Rabia Aziz, executive director of the Long Island Minority AIDS Coalition, is trying to find funding to replace the $110,000 lost due to a Nassau County cutbacks. (June 24, 2011) Credit: Ed Betz
Free, anonymous HIV testing on a half-dozen Long Island college campuses won't be available when classes resume this fall unless a Lindenhurst-based nonprofit receives an infusion of cash.
The Long Island Minority AIDS Coalition, which has sponsored the testing in conjunction with the New York State Department of Health, lost its Nassau County funding in April during a wave of cutbacks. The nonprofit organizes the local testing and provides a mobile van for the procedures. Health care practitioners from the state's Anonymous Counseling and Testing program conduct the tests.
Losing the $110,000 annual county allocation -- a quarter of the coalition's budget -- has put a range of services the nonprofit sponsors in jeopardy.
Operating out of a one-story building on Route 109, the coalition has served as an advocacy, policy and health services organization since the 1980s. With competition for funding from nongovernment sources becoming stiffer and community needs growing, the group is seeking money from private sources.
"We're hoping something turns up soon," said coalition executive director Rabia Aziz, noting that Nassau had provided funding annually since 1992.
Brian Nevin, spokesman for Nassau County Executive Edward Mangano, said eliminating allocations is painful but necessary "to rein in spending and prevent a property tax hike."
Dozens of other social service organizations that address the medical needs of Long Islanders, Nevin said, have also lost funding.
The anonymous HIV testing project has been conducted for nearly two decades on college campuses, including Hofstra, Adelphi, SUNY Old Westbury, C.W. Post, Farmingdale State College and Nassau Community College.
Dr. Debra Kaplan, a psychology professor at SUNY Old Westbury, has worked closely with the coalition and says its work is vital to all of Long Island.

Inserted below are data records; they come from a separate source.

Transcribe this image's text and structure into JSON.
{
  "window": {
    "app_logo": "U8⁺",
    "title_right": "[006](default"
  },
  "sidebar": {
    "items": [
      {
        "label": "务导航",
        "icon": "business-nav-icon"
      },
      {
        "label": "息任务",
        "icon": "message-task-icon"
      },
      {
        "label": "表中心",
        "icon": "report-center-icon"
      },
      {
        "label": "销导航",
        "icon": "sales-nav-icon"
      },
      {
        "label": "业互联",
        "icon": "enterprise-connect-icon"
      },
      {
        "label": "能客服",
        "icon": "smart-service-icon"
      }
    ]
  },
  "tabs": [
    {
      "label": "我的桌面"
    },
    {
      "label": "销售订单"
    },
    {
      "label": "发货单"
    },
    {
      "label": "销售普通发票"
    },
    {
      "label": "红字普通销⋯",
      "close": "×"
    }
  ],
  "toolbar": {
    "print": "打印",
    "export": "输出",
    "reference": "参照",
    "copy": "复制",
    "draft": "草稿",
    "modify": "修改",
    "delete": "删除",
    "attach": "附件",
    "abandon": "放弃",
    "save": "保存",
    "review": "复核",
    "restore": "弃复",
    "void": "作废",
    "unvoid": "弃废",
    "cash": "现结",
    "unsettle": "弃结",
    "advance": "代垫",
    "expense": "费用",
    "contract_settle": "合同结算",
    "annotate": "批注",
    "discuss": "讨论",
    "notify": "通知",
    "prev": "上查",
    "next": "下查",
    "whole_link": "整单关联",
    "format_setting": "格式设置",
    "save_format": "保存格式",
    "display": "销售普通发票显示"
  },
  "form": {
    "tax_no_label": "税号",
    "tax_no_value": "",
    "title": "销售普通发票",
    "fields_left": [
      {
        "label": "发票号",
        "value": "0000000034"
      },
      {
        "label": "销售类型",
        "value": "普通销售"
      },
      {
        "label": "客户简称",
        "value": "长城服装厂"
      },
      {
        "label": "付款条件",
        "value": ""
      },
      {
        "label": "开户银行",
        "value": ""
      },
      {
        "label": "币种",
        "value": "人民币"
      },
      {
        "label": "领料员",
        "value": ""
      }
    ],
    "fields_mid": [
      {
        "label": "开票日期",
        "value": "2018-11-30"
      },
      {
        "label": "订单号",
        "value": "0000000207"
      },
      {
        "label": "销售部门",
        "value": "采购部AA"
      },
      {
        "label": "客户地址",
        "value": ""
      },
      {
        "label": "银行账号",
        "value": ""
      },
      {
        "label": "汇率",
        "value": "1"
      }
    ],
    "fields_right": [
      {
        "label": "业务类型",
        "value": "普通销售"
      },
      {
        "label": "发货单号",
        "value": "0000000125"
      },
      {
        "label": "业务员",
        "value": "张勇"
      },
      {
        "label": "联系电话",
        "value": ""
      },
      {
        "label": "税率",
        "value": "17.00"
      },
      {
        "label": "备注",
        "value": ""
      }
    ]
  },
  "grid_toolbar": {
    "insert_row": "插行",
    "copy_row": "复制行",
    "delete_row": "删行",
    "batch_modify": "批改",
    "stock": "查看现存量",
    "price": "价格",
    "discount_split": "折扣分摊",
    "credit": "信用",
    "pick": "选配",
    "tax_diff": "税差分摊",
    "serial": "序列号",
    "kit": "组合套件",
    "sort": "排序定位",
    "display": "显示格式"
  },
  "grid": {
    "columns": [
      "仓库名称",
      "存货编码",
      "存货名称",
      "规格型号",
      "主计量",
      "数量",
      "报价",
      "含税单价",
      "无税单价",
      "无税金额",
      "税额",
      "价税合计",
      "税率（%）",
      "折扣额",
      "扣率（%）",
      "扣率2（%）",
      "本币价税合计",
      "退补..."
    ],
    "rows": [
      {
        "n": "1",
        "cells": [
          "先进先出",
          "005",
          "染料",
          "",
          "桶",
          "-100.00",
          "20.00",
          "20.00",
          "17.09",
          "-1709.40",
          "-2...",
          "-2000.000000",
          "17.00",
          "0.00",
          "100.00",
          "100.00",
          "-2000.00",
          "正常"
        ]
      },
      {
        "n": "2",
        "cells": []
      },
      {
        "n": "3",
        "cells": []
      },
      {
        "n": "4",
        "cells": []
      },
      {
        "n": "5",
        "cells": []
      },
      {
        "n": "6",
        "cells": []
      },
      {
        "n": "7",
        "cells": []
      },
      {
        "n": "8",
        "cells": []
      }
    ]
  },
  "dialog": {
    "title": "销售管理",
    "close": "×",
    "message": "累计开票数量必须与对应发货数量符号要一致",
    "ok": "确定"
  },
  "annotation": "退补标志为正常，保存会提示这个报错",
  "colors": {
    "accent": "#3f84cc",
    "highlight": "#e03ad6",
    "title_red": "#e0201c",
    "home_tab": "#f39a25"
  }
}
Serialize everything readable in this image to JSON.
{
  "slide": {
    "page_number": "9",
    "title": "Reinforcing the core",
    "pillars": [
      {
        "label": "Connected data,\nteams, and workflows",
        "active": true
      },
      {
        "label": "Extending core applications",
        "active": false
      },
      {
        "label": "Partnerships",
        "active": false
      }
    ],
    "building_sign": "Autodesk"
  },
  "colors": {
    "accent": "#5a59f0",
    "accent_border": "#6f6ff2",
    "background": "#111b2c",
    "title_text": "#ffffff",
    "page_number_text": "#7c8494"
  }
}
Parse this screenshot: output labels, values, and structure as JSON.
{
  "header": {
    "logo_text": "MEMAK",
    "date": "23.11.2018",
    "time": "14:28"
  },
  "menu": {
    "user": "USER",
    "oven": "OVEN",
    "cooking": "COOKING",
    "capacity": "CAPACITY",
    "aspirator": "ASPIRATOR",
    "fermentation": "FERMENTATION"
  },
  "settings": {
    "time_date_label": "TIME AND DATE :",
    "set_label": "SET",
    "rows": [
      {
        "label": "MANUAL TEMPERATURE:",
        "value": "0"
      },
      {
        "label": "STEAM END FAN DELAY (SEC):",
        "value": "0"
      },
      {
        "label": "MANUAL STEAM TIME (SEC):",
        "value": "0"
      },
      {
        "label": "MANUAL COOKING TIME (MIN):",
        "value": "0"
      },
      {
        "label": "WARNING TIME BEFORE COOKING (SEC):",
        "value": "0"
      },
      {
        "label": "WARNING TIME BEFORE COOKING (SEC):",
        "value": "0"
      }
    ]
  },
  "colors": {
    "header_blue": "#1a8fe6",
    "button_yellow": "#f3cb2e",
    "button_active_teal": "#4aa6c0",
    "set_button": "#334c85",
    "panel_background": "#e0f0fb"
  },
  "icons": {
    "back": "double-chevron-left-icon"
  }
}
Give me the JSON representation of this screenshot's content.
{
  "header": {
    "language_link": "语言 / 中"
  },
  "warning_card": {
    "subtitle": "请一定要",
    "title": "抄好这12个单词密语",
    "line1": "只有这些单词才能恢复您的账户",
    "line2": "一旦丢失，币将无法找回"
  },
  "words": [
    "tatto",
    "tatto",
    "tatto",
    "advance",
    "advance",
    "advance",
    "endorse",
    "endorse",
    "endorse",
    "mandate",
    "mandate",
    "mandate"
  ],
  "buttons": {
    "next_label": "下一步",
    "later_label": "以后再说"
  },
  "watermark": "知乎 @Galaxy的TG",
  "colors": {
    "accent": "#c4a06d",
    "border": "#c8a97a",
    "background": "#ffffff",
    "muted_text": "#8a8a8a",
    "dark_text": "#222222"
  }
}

"It would be a complete travesty and disservice not only to the college community but the community at large if they could not continue their important mission," she said.
Anonymous HIV testing for students of any ethnicity is only one of the coalition's roles. It has been providing HIV-prevention education in minority communities in both Nassau and Suffolk for more than two decades. Aziz and her colleagues also counsel homeless people and sponsor a syringe-access program for drug users.
All could be lost if funding isn't replaced soon. Aziz is applying to private foundations for grants in hopes of plugging the gap.
"I had to lay off our health educator because of the cutback," said Aziz, whose staff consists of herself, one other full-time employee and a part-timer.
The coalition's financial troubles have arrived, she said, as the HIV epidemic on Long Island has begun to gray with the aging of the population.
The local epidemic is additionally complicated, Aziz said, by the recent explosion of intravenous heroin use.
"We have the largest population of HIV-positive people in suburban America and actually more people than some states," added Aziz, citing state health department figures, which put Long Island's HIV population at 5,800.